Я соблюдаю элементарную вежливость. Как мне еще узнать кого человек вежливо называет ворами в каждом втором посте, если не задать прямой вопрос? Вот я получил ответ: да, нет, без комментариев. "Без комментариев" это, что значит? Может быть я по вашему вор? У меня сложилось по вашим постам впечателние, что любая (бесплатаная для переводчиков) публикация в интернете это воровство. Я хочу прояснить этот вопрос. Как мне это сделать?

----------


## До

Я сейчас просмотрел корешки некоторых буддийских книг, и вижу, что как правило тираж колеблется от 1000 до 2000. Однако бывают и исключения (до 5000).
Интересно узнать реальную статистику по покупкам буддийских е-книг. И количество скачивания из библиотек.
Вот Ланкаватара Сутра, с моего сайта скачана всего около 90 раз, за примерно 2 месяца. По ссылке с англоязычного форума (e-sangha) скачано около 40 раз, с русскоязычных (с этого и с orientalia) около 50 раз. Очень мало.

----------


## PampKin Head

А если прикинуть количество скачиваний книг Намкая Норбу Ринпоче? А тама копирайт прописан.

----------


## Ассаджи

> "Без комментариев" это, что значит? Может быть я по вашему вор?


Это значит, что я не собираюсь переходить на личности, и Вас прошу этого не делать.

О Вас я почти ничего не знаю, кроме заслуживающей уважения активности по переводу сутр.




> У меня сложилось по вашим постам впечателние, что любая (бесплатаная для переводчиков) публикация в интернете это воровство. Я хочу прояснить этот вопрос. Как мне это сделать?


Ничего подобного я своих сообщениях не писал.

Я только за бесплатное распространение информации.
Только оно должно осуществляться по доброй воле авторов и переводчиков. Если посредники не забирали бы полностью права на произведения, то многие авторы с удовольствием отдали бы свои работы для свободного распространения.




> Интересно узнать реальную статистику по покупкам буддийских е-книг. И количество скачивания из библиотек.
> Вот Ланкаватара Сутра, с моего сайта скачана всего около 90 раз, за примерно 2 месяца. По ссылке с англоязычного форума (e-sangha) скачано около 40 раз, с русскоязычных (с этого и с orientalia) около 50 раз. Очень мало.


Скачивают действительно не так уж много, а покупают еще меньше.

На Амазоне наиболее популярная из буддийских электронных книг
http://www.amazon.com/exec/obidos/tg...books&n=509396

имеет ранг продаж 559, то есть продается около 15 экземпляров каждый день.
http://www.fonerbooks.com/surfing.htm


Думаю, что электронное издательство по востоковедческой или буддийской тематике могло бы обеспечивать в том числе и массовое информирование читателей о книжных новинках, и за счет этого делать книги более доступными.
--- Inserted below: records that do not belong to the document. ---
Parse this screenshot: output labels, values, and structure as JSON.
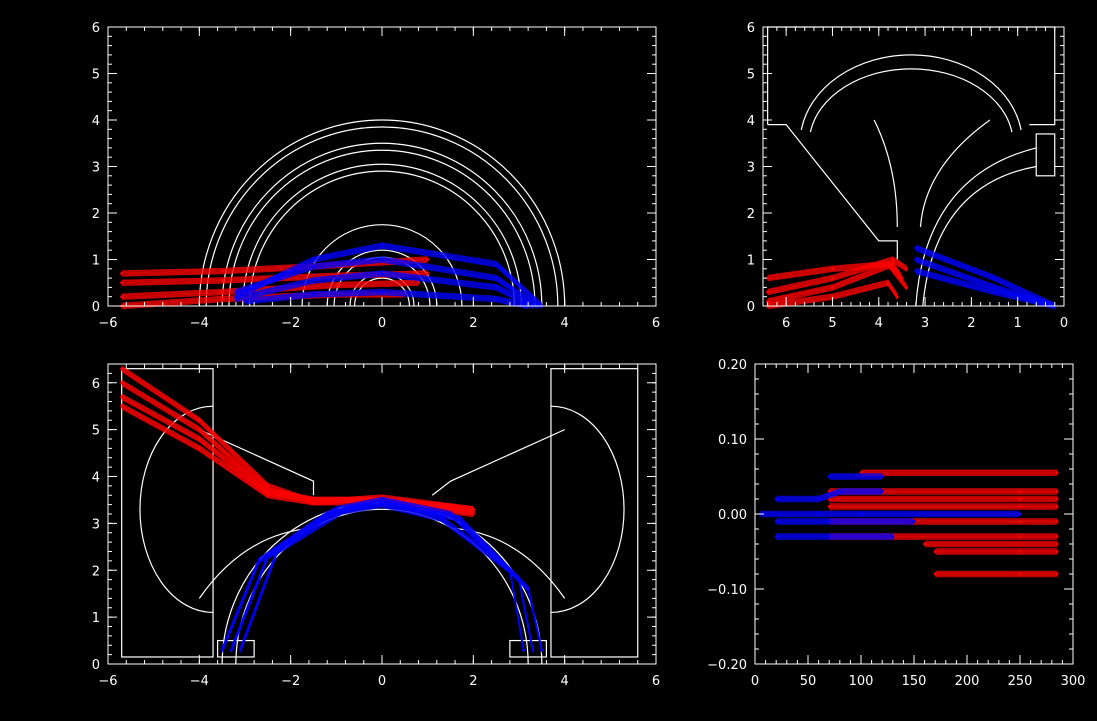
{
  "colors": {
    "background": "#000000",
    "axes": "#ffffff",
    "series_a": "#ff0000",
    "series_b": "#0000ff"
  },
  "chart_data": [
    {
      "type": "line",
      "xlim": [
        -6,
        6
      ],
      "ylim": [
        0,
        6
      ],
      "xticks": [
        -6,
        -4,
        -2,
        0,
        2,
        4,
        6
      ],
      "xtick_labels": [
        "−6",
        "−4",
        "−2",
        "0",
        "2",
        "4",
        "6"
      ],
      "yticks": [
        0,
        1,
        2,
        3,
        4,
        5,
        6
      ],
      "ytick_labels": [
        "0",
        "1",
        "2",
        "3",
        "4",
        "5",
        "6"
      ],
      "grid": false,
      "series": [
        {
          "color": "#ff0000",
          "lines": [
            [
              [
                -5.7,
                0.2
              ],
              [
                -3.5,
                0.3
              ],
              [
                -1.0,
                0.45
              ],
              [
                0.8,
                0.5
              ]
            ],
            [
              [
                -5.7,
                0.5
              ],
              [
                -3.5,
                0.55
              ],
              [
                -1.0,
                0.65
              ],
              [
                1.0,
                0.7
              ]
            ],
            [
              [
                -5.7,
                0.7
              ],
              [
                -3.5,
                0.75
              ],
              [
                -1.5,
                0.85
              ],
              [
                1.0,
                1.0
              ]
            ],
            [
              [
                -5.7,
                0.0
              ],
              [
                -3.5,
                0.15
              ],
              [
                -1.0,
                0.25
              ],
              [
                0.5,
                0.25
              ]
            ]
          ]
        },
        {
          "color": "#0000ff",
          "lines": [
            [
              [
                -3.2,
                0.2
              ],
              [
                -1.5,
                1.0
              ],
              [
                0.0,
                1.3
              ],
              [
                2.5,
                0.9
              ],
              [
                3.5,
                0.0
              ]
            ],
            [
              [
                -3.2,
                0.3
              ],
              [
                -1.5,
                0.85
              ],
              [
                0.0,
                1.0
              ],
              [
                2.5,
                0.6
              ],
              [
                3.4,
                0.0
              ]
            ],
            [
              [
                -3.2,
                0.15
              ],
              [
                -1.5,
                0.55
              ],
              [
                0.0,
                0.7
              ],
              [
                2.5,
                0.4
              ],
              [
                3.3,
                0.0
              ]
            ],
            [
              [
                -3.0,
                0.1
              ],
              [
                -1.5,
                0.25
              ],
              [
                0.0,
                0.3
              ],
              [
                2.5,
                0.15
              ],
              [
                3.2,
                0.0
              ]
            ]
          ]
        }
      ]
    },
    {
      "type": "line",
      "xlim": [
        6.5,
        0
      ],
      "ylim": [
        0,
        6
      ],
      "xticks": [
        6,
        5,
        4,
        3,
        2,
        1,
        0
      ],
      "xtick_labels": [
        "6",
        "5",
        "4",
        "3",
        "2",
        "1",
        "0"
      ],
      "yticks": [
        0,
        1,
        2,
        3,
        4,
        5,
        6
      ],
      "ytick_labels": [
        "0",
        "1",
        "2",
        "3",
        "4",
        "5",
        "6"
      ],
      "grid": false,
      "series": [
        {
          "color": "#ff0000",
          "lines": [
            [
              [
                6.4,
                0.1
              ],
              [
                5.0,
                0.4
              ],
              [
                3.7,
                0.9
              ],
              [
                3.5,
                0.6
              ]
            ],
            [
              [
                6.4,
                0.3
              ],
              [
                5.0,
                0.6
              ],
              [
                3.7,
                1.0
              ],
              [
                3.4,
                0.8
              ]
            ],
            [
              [
                6.4,
                0.6
              ],
              [
                5.0,
                0.8
              ],
              [
                3.8,
                0.9
              ],
              [
                3.4,
                0.4
              ]
            ],
            [
              [
                6.4,
                0.0
              ],
              [
                5.0,
                0.2
              ],
              [
                3.8,
                0.5
              ],
              [
                3.6,
                0.2
              ]
            ]
          ]
        },
        {
          "color": "#0000ff",
          "lines": [
            [
              [
                3.2,
                1.25
              ],
              [
                1.5,
                0.6
              ],
              [
                0.2,
                0.0
              ]
            ],
            [
              [
                3.2,
                1.0
              ],
              [
                1.5,
                0.4
              ],
              [
                0.2,
                0.0
              ]
            ],
            [
              [
                3.2,
                0.75
              ],
              [
                1.5,
                0.3
              ],
              [
                0.2,
                0.0
              ]
            ]
          ]
        }
      ]
    },
    {
      "type": "line",
      "xlim": [
        -6,
        6
      ],
      "ylim": [
        0,
        6.4
      ],
      "xticks": [
        -6,
        -4,
        -2,
        0,
        2,
        4,
        6
      ],
      "xtick_labels": [
        "−6",
        "−4",
        "−2",
        "0",
        "2",
        "4",
        "6"
      ],
      "yticks": [
        0,
        1,
        2,
        3,
        4,
        5,
        6
      ],
      "ytick_labels": [
        "0",
        "1",
        "2",
        "3",
        "4",
        "5",
        "6"
      ],
      "grid": false,
      "series": [
        {
          "color": "#ff0000",
          "lines": [
            [
              [
                -5.7,
                6.3
              ],
              [
                -4.0,
                5.2
              ],
              [
                -2.5,
                3.8
              ],
              [
                -1.5,
                3.45
              ],
              [
                0.0,
                3.45
              ],
              [
                2.0,
                3.2
              ]
            ],
            [
              [
                -5.7,
                6.0
              ],
              [
                -4.0,
                5.0
              ],
              [
                -2.5,
                3.7
              ],
              [
                -1.5,
                3.5
              ],
              [
                0.0,
                3.5
              ],
              [
                2.0,
                3.25
              ]
            ],
            [
              [
                -5.7,
                5.7
              ],
              [
                -4.0,
                4.8
              ],
              [
                -2.5,
                3.65
              ],
              [
                -1.5,
                3.5
              ],
              [
                0.0,
                3.5
              ],
              [
                2.0,
                3.3
              ]
            ],
            [
              [
                -5.7,
                5.5
              ],
              [
                -4.0,
                4.6
              ],
              [
                -2.5,
                3.6
              ],
              [
                -1.5,
                3.45
              ],
              [
                0.0,
                3.55
              ],
              [
                2.0,
                3.3
              ]
            ]
          ]
        },
        {
          "color": "#0000ff",
          "lines": [
            [
              [
                -3.3,
                0.3
              ],
              [
                -2.5,
                2.3
              ],
              [
                -1.0,
                3.3
              ],
              [
                0.0,
                3.5
              ],
              [
                1.5,
                3.2
              ],
              [
                3.0,
                1.8
              ],
              [
                3.3,
                0.3
              ]
            ],
            [
              [
                -3.5,
                0.3
              ],
              [
                -2.7,
                2.2
              ],
              [
                -1.2,
                3.2
              ],
              [
                0.0,
                3.4
              ],
              [
                1.3,
                3.1
              ],
              [
                2.8,
                2.0
              ],
              [
                3.1,
                0.3
              ]
            ],
            [
              [
                -3.1,
                0.3
              ],
              [
                -2.3,
                2.4
              ],
              [
                -0.8,
                3.3
              ],
              [
                0.0,
                3.45
              ],
              [
                1.7,
                3.1
              ],
              [
                3.2,
                1.6
              ],
              [
                3.5,
                0.3
              ]
            ]
          ]
        }
      ]
    },
    {
      "type": "line",
      "xlim": [
        0,
        300
      ],
      "ylim": [
        -0.2,
        0.2
      ],
      "xticks": [
        0,
        50,
        100,
        150,
        200,
        250,
        300
      ],
      "xtick_labels": [
        "0",
        "50",
        "100",
        "150",
        "200",
        "250",
        "300"
      ],
      "yticks": [
        -0.2,
        -0.1,
        0,
        0.1,
        0.2
      ],
      "ytick_labels": [
        "−0.20",
        "−0.10",
        "0.00",
        "0.10",
        "0.20"
      ],
      "grid": false,
      "series": [
        {
          "color": "#ff0000",
          "lines": [
            [
              [
                70,
                0.03
              ],
              [
                250,
                0.03
              ],
              [
                285,
                0.03
              ]
            ],
            [
              [
                70,
                0.02
              ],
              [
                250,
                0.02
              ],
              [
                285,
                0.02
              ]
            ],
            [
              [
                70,
                0.01
              ],
              [
                250,
                0.01
              ],
              [
                285,
                0.01
              ]
            ],
            [
              [
                70,
                -0.01
              ],
              [
                250,
                -0.01
              ],
              [
                285,
                -0.01
              ]
            ],
            [
              [
                70,
                -0.03
              ],
              [
                250,
                -0.03
              ],
              [
                285,
                -0.03
              ]
            ],
            [
              [
                170,
                -0.05
              ],
              [
                250,
                -0.05
              ],
              [
                285,
                -0.05
              ]
            ],
            [
              [
                170,
                -0.08
              ],
              [
                250,
                -0.08
              ],
              [
                285,
                -0.08
              ]
            ],
            [
              [
                100,
                0.055
              ],
              [
                285,
                0.055
              ]
            ],
            [
              [
                160,
                -0.04
              ],
              [
                285,
                -0.04
              ]
            ]
          ]
        },
        {
          "color": "#0000ff",
          "lines": [
            [
              [
                5,
                0.0
              ],
              [
                60,
                0.0
              ],
              [
                100,
                0.0
              ],
              [
                250,
                0.0
              ]
            ],
            [
              [
                20,
                -0.03
              ],
              [
                70,
                -0.03
              ],
              [
                130,
                -0.03
              ]
            ],
            [
              [
                20,
                0.02
              ],
              [
                60,
                0.02
              ],
              [
                80,
                0.03
              ],
              [
                120,
                0.03
              ]
            ],
            [
              [
                20,
                -0.01
              ],
              [
                70,
                -0.01
              ],
              [
                150,
                -0.01
              ]
            ],
            [
              [
                70,
                0.05
              ],
              [
                120,
                0.05
              ]
            ]
          ]
        }
      ]
    }
  ]
}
На данный момент книги на отдельных сайтах бывает трудно найти, и за счет этого они зачастую остаются невостребованными, хотя и бесплатны.

----------


## PampKin Head

друзья

наслаждайтесь чтением с экрана...

*ICE Book Reader Professional Russian*
http://www.ice-graphics.com/IndexR.html




> Лицензия:
> Бесплатна только для граждан стран бывшего СССР. Граждане других стран обязаны пользоваться shareware-версией программы.
> 
> Умеет все, что должна уметь читалка электронных книг. Понимает TXT, RTF, HTML, MS Word, PALM books (.PDB и .PRC) и книги Microsoft Reader (.LIT), а также умеет читать файлы прямо из архивов (zip, rar, arj, lzh, ha). Ультра плавный скроллинг с точным контролем скорости скроллинга, автоматически настраиваемая скорость скроллинга, full text antialising, супер скроллинг с субпиксельной точностью, волновой скроллинг, полная поддержка Unicode и всех известных кодировок, автоматическое распознавание русских кодировок, автоматическое переформатирование текста, система искусственного интеллекта распознающая формат текста, автоматическое раскрашивание текста, встроенные в код программы архиваторы ZIP, RAR, ARJ, LZH, HA - это лишь малый список возможностей.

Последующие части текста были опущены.